そのため、段襖の場合は貼り替えではなく交換となり、想定していたよりも金額がかかってしまいます。
まず、襖にはどんな種類があって、ご自宅の襖がどれに該当するのか、確認する方法をご紹介します。
襖の種類
施工事例をもっと詳しく見る> 「妥協しない住まい」
本襖
木製の格子組の上に下貼用の和紙を何枚も貼り重ねて下地材とし、その上に仕上げの和紙を上貼りして作られます。
戸襖
片面を襖仕立て、もう片面を板戸の作りとした特殊な襖。
近年では、合板建具の両面に和紙やクロスを貼って襖のように見せたものも戸襖と呼んでいます。
ダンボール襖
下地骨がダンボールで作られているもの。
3層程度にダンボールを重ねて芯材にします。
最近のマンションでは一般的に使用されています。
発泡スチロール襖
下地をダンボールではなく、発泡スチロールにしたものは「発泡スチロール襖」と呼ばれます。
加工がしやすく、とても軽いゆえに、歪んだり反ったりしやすいです。
また、足が当たっただけでも簡単に折れてしまいますので取り扱いには十分注意が必要となります。
襖の見分け方
触る
- ・本襖
- 骨組みと和紙がへこむ場所の感触がします。
- ・戸襖
- 片面は本襖のような感触、もう片面はへこむ場所はなく、全て硬い感触がします。または両面ともへこむ場所がなく全て硬い感触がします。
- ・ダンボール襖
- 骨組みも硬さも感じない感触がします。
- ・発泡スチロール襖
- 骨組みも硬さも感じない感触がします。
叩いてみる
- ・本襖
- 鈍い音がします。
- ・戸襖
- コンコンという木の音がします。
- ・ダンボール襖
- 鈍い音がします。
- ・発泡スチロール襖
- 鈍い音がします。
持ってみる
- ・本襖
- 軽いです。
- ・戸襖
- とても重いです。
- ・ダンボール襖
- 軽いです。
- ・発泡スチロール襖
- とても軽いです。
襖紙の種類
次に襖紙の種類をご紹介します。
鳥の子
襖の上貼りに使用される和紙として、原料に雁皮(がんぴ)を100%使用した越前和紙。淡い黄色をした雁皮紙の色が鶏の卵の色に似ていることから名前が「鳥の子」になったという説があります。
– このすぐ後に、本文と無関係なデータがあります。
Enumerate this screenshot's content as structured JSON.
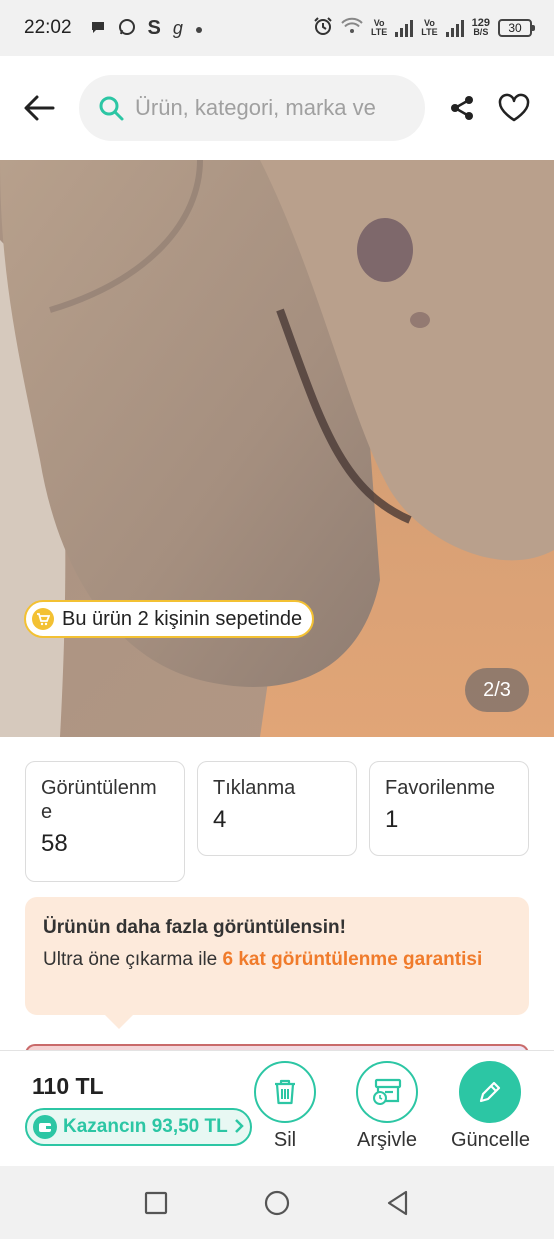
{
  "status_bar": {
    "time": "22:02",
    "volte1": "Vo\nLTE",
    "volte2": "Vo\nLTE",
    "speed_value": "129",
    "speed_unit": "B/S",
    "battery": "30",
    "left_icons": [
      "message-icon",
      "whatsapp-icon",
      "s-app-icon",
      "g-app-icon",
      "dot-icon"
    ],
    "right_icons": [
      "alarm-icon",
      "wifi-icon",
      "signal-icon",
      "signal-icon",
      "battery-icon"
    ]
  },
  "header": {
    "search_placeholder": "Ürün, kategori, marka ve",
    "icons": [
      "back-arrow-icon",
      "search-icon",
      "share-icon",
      "heart-icon"
    ]
  },
  "product_image": {
    "cart_badge": "Bu ürün 2 kişinin sepetinde",
    "pager": "2/3"
  },
  "stats": [
    {
      "label": "Görüntülenm\ne",
      "value": "58"
    },
    {
      "label": "Tıklanma",
      "value": "4"
    },
    {
      "label": "Favorilenme",
      "value": "1"
    }
  ],
  "promo": {
    "title": "Ürünün daha fazla görüntülensin!",
    "text_prefix": "Ultra öne çıkarma ile ",
    "text_highlight": "6 kat görüntülenme garantisi"
  },
  "bottom_bar": {
    "price": "110 TL",
    "earnings": "Kazancın 93,50 TL",
    "actions": [
      {
        "label": "Sil",
        "icon": "trash-icon"
      },
      {
        "label": "Arşivle",
        "icon": "archive-icon"
      },
      {
        "label": "Güncelle",
        "icon": "pencil-icon"
      }
    ]
  },
  "colors": {
    "accent": "#2cc6a4",
    "promo_bg": "#fdeadb",
    "promo_highlight": "#f07b2b",
    "badge_border": "#f3c133"
  },
  "nav_bar": {
    "icons": [
      "recent-apps-icon",
      "home-icon",
      "back-icon"
    ]
  }
}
鳥の子にもいくつか種類があり、手漉きによる「本鳥の子」、“本”が付かない鳥の子は全て機械漉きになり、「鳥の子」「上鳥の子」「新鳥の子」に区分されます。
新鳥の子は量産タイプの襖紙であり、襖紙の中では最も安価な種類になります。
雲華紙
押入れの裏面に使用されます。
クロス
壁や天井に貼るクロスと同じ仕様も施工可能です。
モダンな雰囲気を作り出すことが出来ます。
ただし、片面クロス、片面襖紙というのは、両面で張力に差が出て反りの原因になってしまうため、施工はおすすめしません。
まとめ。日本の気候に合った和の材質
和紙でできている襖紙は、空気中のホコリや化学物質を吸着し、空気を浄化したり調湿機能性質があります。
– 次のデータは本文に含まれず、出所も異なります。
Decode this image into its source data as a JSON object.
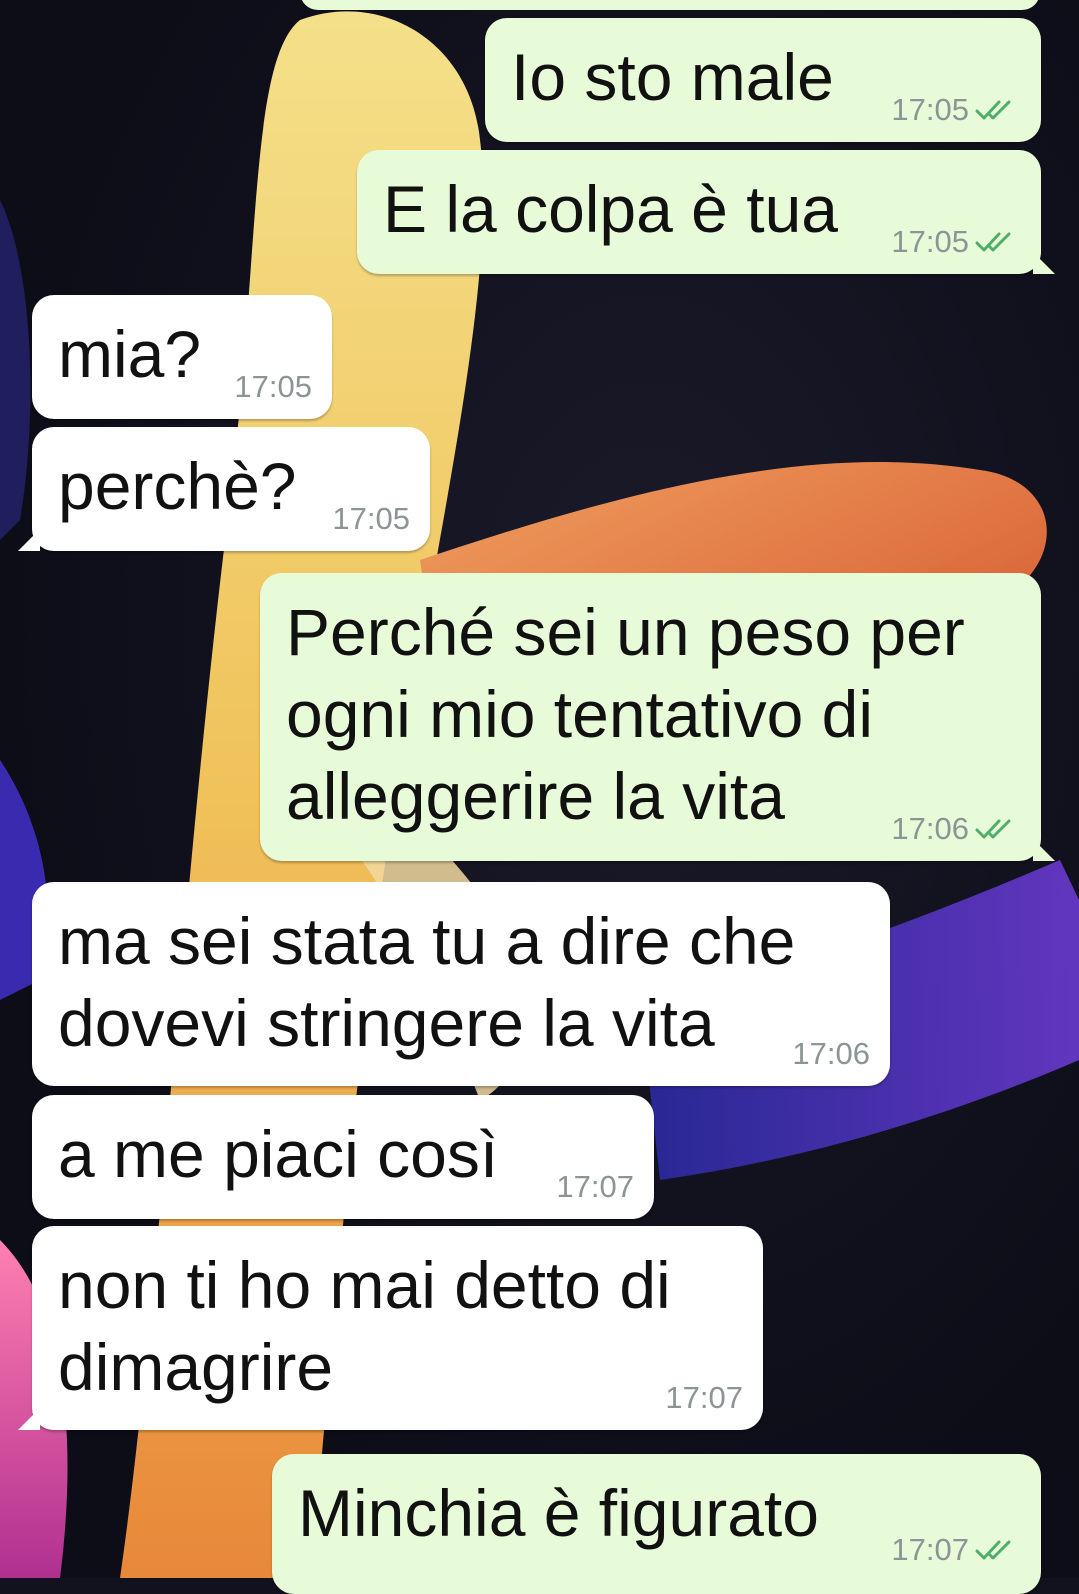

この作用により色味が変化しますが、色が変化した襖紙は手軽に貼り替えることができ、経済的にも優しいです。
なお、畳や障子にも調湿機能がございます。
襖・畳・障子は日本独特のものです。
「夏は湿度が高くジメジメしていて、冬は湿度が低く乾燥している」、
そんな日本で快適に暮らせるように作られた空間が、これらを合わせた「和室」です。
近年では、清掃性やデザイン性の高い商材がたくさん出ています。
例えば
・襖 紙…クロス (従来は和紙)
・畳 表…樹脂製 (従来はい草等を使用)
・障子紙…プラスチック製 (従来は和紙等を使用)
これらは安価ではありますが、従来の特性を理解した上で比較してご検討していただければ幸いです。